Piyanist

3.4K 108 20
                                    

Fakülte kapısından çıkıp doğruca otobüs durağına ilerlemeye başladı genç kız. Bu duruma alışmıştı artık. Anne ve babasının bitmek tükenmek bilmeyen takıntılarının hedefi olmaktansa asosyal bir üniversite hayatı yaşamaya razıydı.

Elindeki bilgisayar çantasına hüzünlü gözlerle baktı birkaç saniye. Sevmezdi elektronik eşyaları. Tüm bu programlar, yazılımlar ve geriye kalan diğer saçmalıklar koca bir hiçti onun gözünde. İhtiyacı olan iki şey vardı: Bir kalem ve boş bir kağıt.

O, yazmak için doğmuştu. Tamam, belki biraz severdi konuşmayı ama hiçbir şey yazmak kadar mutlu edemezdi onu. Kendini en huzurlu ve mutlu hissettiği an daima kalemini eline aldığı an olurdu.

Montunun cebindeki gösterişli telefonunu çıkardı ve saati kontrol etti. Anlaşılan bugün şans ondan yana değildi çünkü uzun bir süre bekleyecek gibi görünüyordu. Kendisine tanınan bu bekleyişin bir işe yaramasını umarak kapattı gözlerini. Ardından tekrar açtı ve etrafı incelemeye başladı. Gördüklerini zihnine birer birer not alıyor ve durakta bekleyen insanları sırayla analiz ediyordu.

"Ne tuhaf insanlar var." diye geçirdi içinden. Kimi kızların yarısı kırpılmış gibi duran saçları kimi erkeklerin de havalı sandıkları son moda bereleri vardı. Hiçbirisi normal gelmedi ona. Belki de anormal olan kendisiydi de bunu ayırt edemeyecek kadar ilgisizleşmişti.
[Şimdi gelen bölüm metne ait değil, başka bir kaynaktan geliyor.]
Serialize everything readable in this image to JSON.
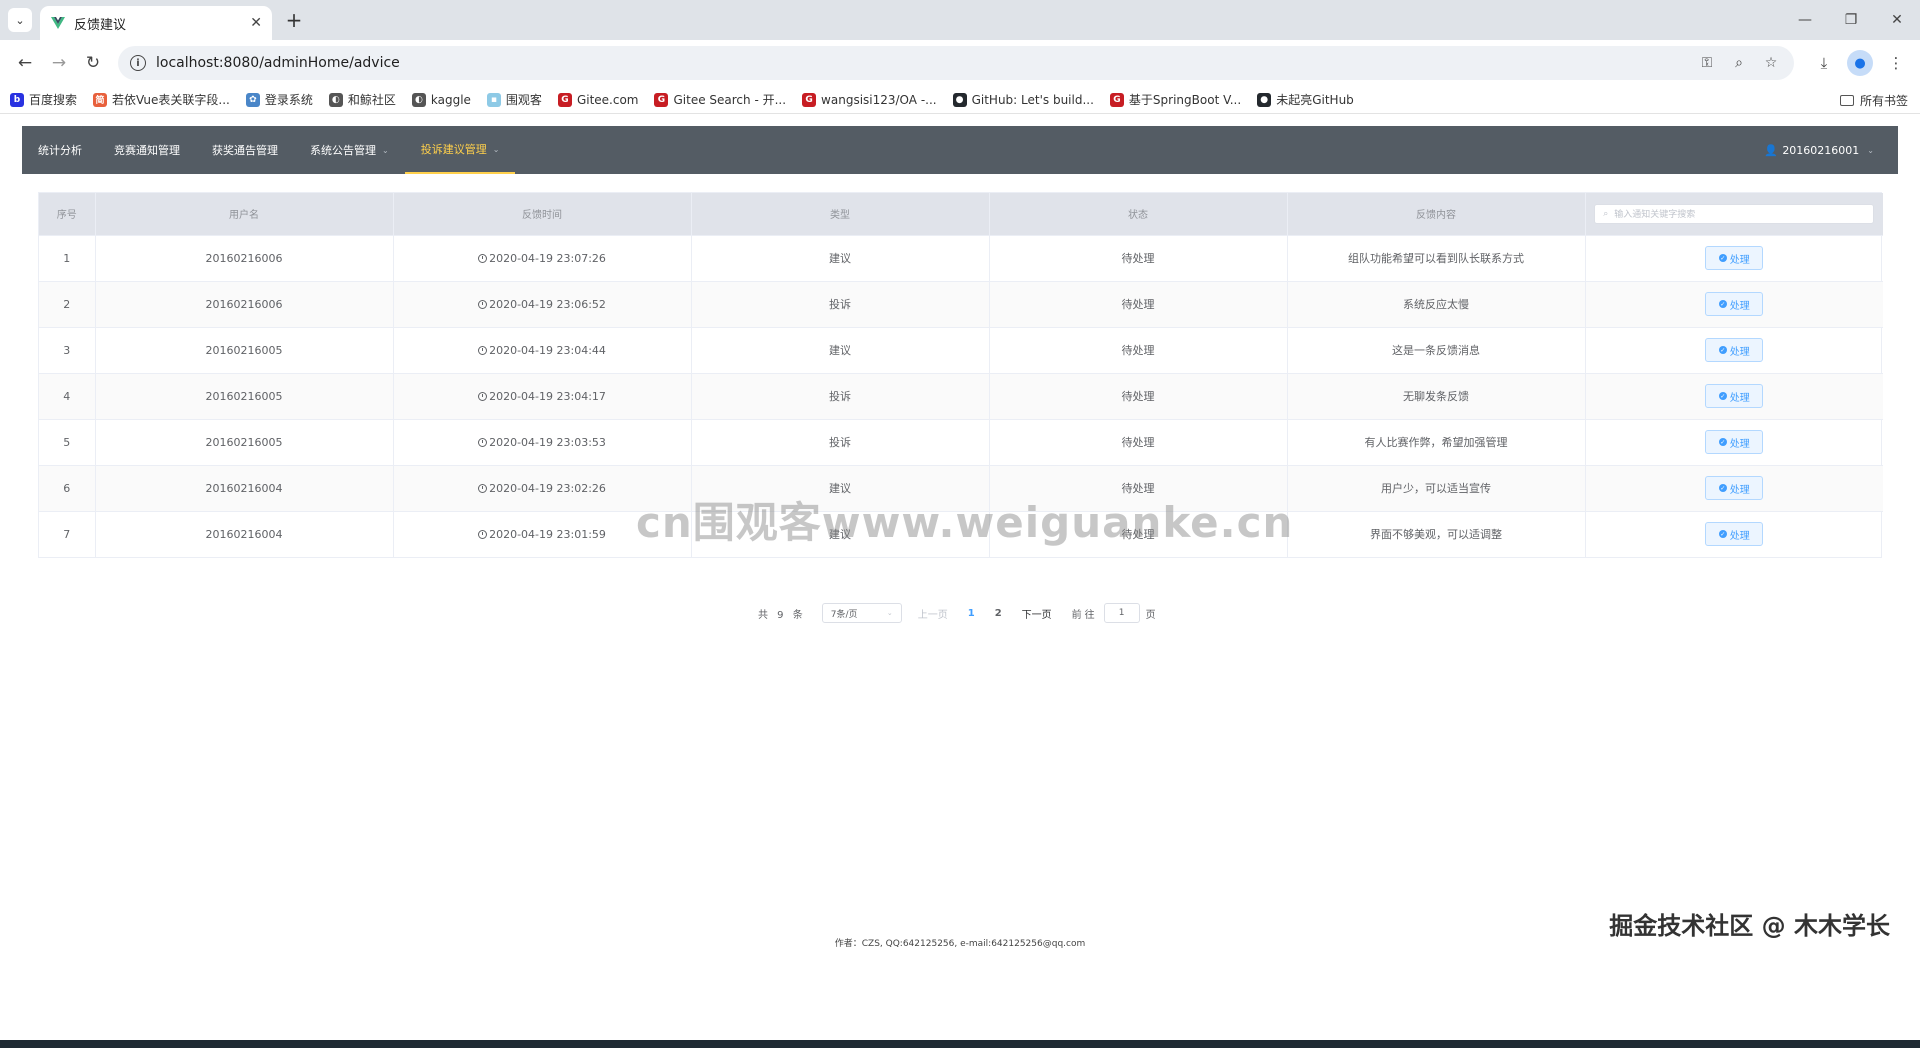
{
  "browser": {
    "tab_title": "反馈建议",
    "url": "localhost:8080/adminHome/advice",
    "bookmarks": [
      {
        "label": "百度搜索",
        "color": "#2932e1",
        "glyph": "b"
      },
      {
        "label": "若依Vue表关联字段...",
        "color": "#e8603c",
        "glyph": "简"
      },
      {
        "label": "登录系统",
        "color": "#4a86c8",
        "glyph": "✿"
      },
      {
        "label": "和鲸社区",
        "color": "#555555",
        "glyph": "◐"
      },
      {
        "label": "kaggle",
        "color": "#555555",
        "glyph": "◐"
      },
      {
        "label": "围观客",
        "color": "#8ecae6",
        "glyph": "▪"
      },
      {
        "label": "Gitee.com",
        "color": "#c71d23",
        "glyph": "G"
      },
      {
        "label": "Gitee Search - 开...",
        "color": "#c71d23",
        "glyph": "G"
      },
      {
        "label": "wangsisi123/OA -...",
        "color": "#c71d23",
        "glyph": "G"
      },
      {
        "label": "GitHub: Let's build...",
        "color": "#24292e",
        "glyph": "●"
      },
      {
        "label": "基于SpringBoot V...",
        "color": "#c71d23",
        "glyph": "G"
      },
      {
        "label": "未起亮GitHub",
        "color": "#24292e",
        "glyph": "●"
      }
    ],
    "all_bookmarks": "所有书签"
  },
  "nav": {
    "items": [
      {
        "label": "统计分析",
        "dropdown": false,
        "active": false
      },
      {
        "label": "竞赛通知管理",
        "dropdown": false,
        "active": false
      },
      {
        "label": "获奖通告管理",
        "dropdown": false,
        "active": false
      },
      {
        "label": "系统公告管理",
        "dropdown": true,
        "active": false
      },
      {
        "label": "投诉建议管理",
        "dropdown": true,
        "active": true
      }
    ],
    "user": "20160216001"
  },
  "table": {
    "headers": [
      "序号",
      "用户名",
      "反馈时间",
      "类型",
      "状态",
      "反馈内容"
    ],
    "search_placeholder": "输入通知关键字搜索",
    "action_label": "处理",
    "rows": [
      {
        "index": "1",
        "user": "20160216006",
        "time": "2020-04-19 23:07:26",
        "type": "建议",
        "status": "待处理",
        "content": "组队功能希望可以看到队长联系方式"
      },
      {
        "index": "2",
        "user": "20160216006",
        "time": "2020-04-19 23:06:52",
        "type": "投诉",
        "status": "待处理",
        "content": "系统反应太慢"
      },
      {
        "index": "3",
        "user": "20160216005",
        "time": "2020-04-19 23:04:44",
        "type": "建议",
        "status": "待处理",
        "content": "这是一条反馈消息"
      },
      {
        "index": "4",
        "user": "20160216005",
        "time": "2020-04-19 23:04:17",
        "type": "投诉",
        "status": "待处理",
        "content": "无聊发条反馈"
      },
      {
        "index": "5",
        "user": "20160216005",
        "time": "2020-04-19 23:03:53",
        "type": "投诉",
        "status": "待处理",
        "content": "有人比赛作弊，希望加强管理"
      },
      {
        "index": "6",
        "user": "20160216004",
        "time": "2020-04-19 23:02:26",
        "type": "建议",
        "status": "待处理",
        "content": "用户少，可以适当宣传"
      },
      {
        "index": "7",
        "user": "20160216004",
        "time": "2020-04-19 23:01:59",
        "type": "建议",
        "status": "待处理",
        "content": "界面不够美观，可以适调整"
      }
    ]
  },
  "pagination": {
    "total": "共 9 条",
    "page_size": "7条/页",
    "prev": "上一页",
    "pages": [
      "1",
      "2"
    ],
    "current": "1",
    "next": "下一页",
    "goto_prefix": "前往",
    "goto_value": "1",
    "goto_suffix": "页"
  },
  "watermark": "cn围观客www.weiguanke.cn",
  "footer": "作者：CZS, QQ:642125256, e-mail:642125256@qq.com",
  "bottom_watermark": "掘金技术社区 @ 木木学长",
  "colors": {
    "nav_bg": "#545c64",
    "nav_active": "#ffd04b",
    "primary": "#409eff"
  }
}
Asla dahil olmak istemediği bir hayata dahil oluyor daha da fenası bu duruma karşı çıkamıyordu. Aslında birkaç kez denemişti ama dikkate alınmamış ve annesi tarafından geçiştirilmişti.

Zihni düşüncelerle dolup taşarken soğuktan buza kesmiş ellerini montunun cebine soktu. İstese otobüs beklemesine gerek olmazdı. Babasının bu tip işler için harcayacak tonla parası vardı ne de olsa. Fakat o istememişti ayrıcalıklı bir sınıfa dahil olmayı. Hatta zengin olmayı da istemezdi kendisine bir seçim hakkı verilseydi. Normal bir aile nasıl oluyorsa öyle olmayı dilerdi kesinlikle. Belki o zaman üstündeki tüm baskılar ortadan kalkardı hem.

Otobüsün geldiğini görünce içindeki mutluluk hissine bıraktı benliğini. Eve gitmeyi seviyordu. En azından olmadığı biri gibi davranmak zorunda kalmıyordu orada.

Kalabalığın arasına karıştı ve onca hengamenin arasında ince fiziğini kullanarak kendisine bir yer bulabilmişti. Yolu uzundu ve insanların gereksiz konuşmaları hiç de cazip gelmiyordu ona. Çantasından müzik çalarını çıkardı ve insanların gürültüsünü bastıracak kadar yüksek sesli bir şarkı açtı. Son zamanlarda giderek sık dinlemeye başladığı metal şarkılardan biriydi bu.

Metal şarkıların en iyi yanı; onlar konuşmaya başladığında düşüncelerin susup geri çekilmesiydi. O yüzden kulakları ağrıyana dek dinliyordu bu şarkıları, sırf içindeki ateş sönsün ve hayellerinden birkaçı olsun o harabeden sağ kurtulabilsin diye.

Evlerine yakın bir durakta indi ve ayaza aldırmadan hızlı adımlarla sokakta yürümeye başladı. Etraf sessizdi. Belli ki insanlar bu soğukta dışarı çıkma taraftarı değillerdi. Hak verdi onlara.

Kapı zilini hafifçe çaldı ve annesinin "Geliyorum." dediğini işitti. Fazla da sürmedi zaten sevimli kadının gelişi.

Annesi tüm güleryüzlülüğüyle kapıyı açtığında, "Hoş geldin tatlım." dedi.

Kızsa sadece bir "Merhaba." sundu annesine.

Son zamanlarda artan içe kapanıklığı ailesi tarafından enine boyuna masaya yatırılsa da kendisine şahsen yapılan bir uyarı olmamıştı henüz.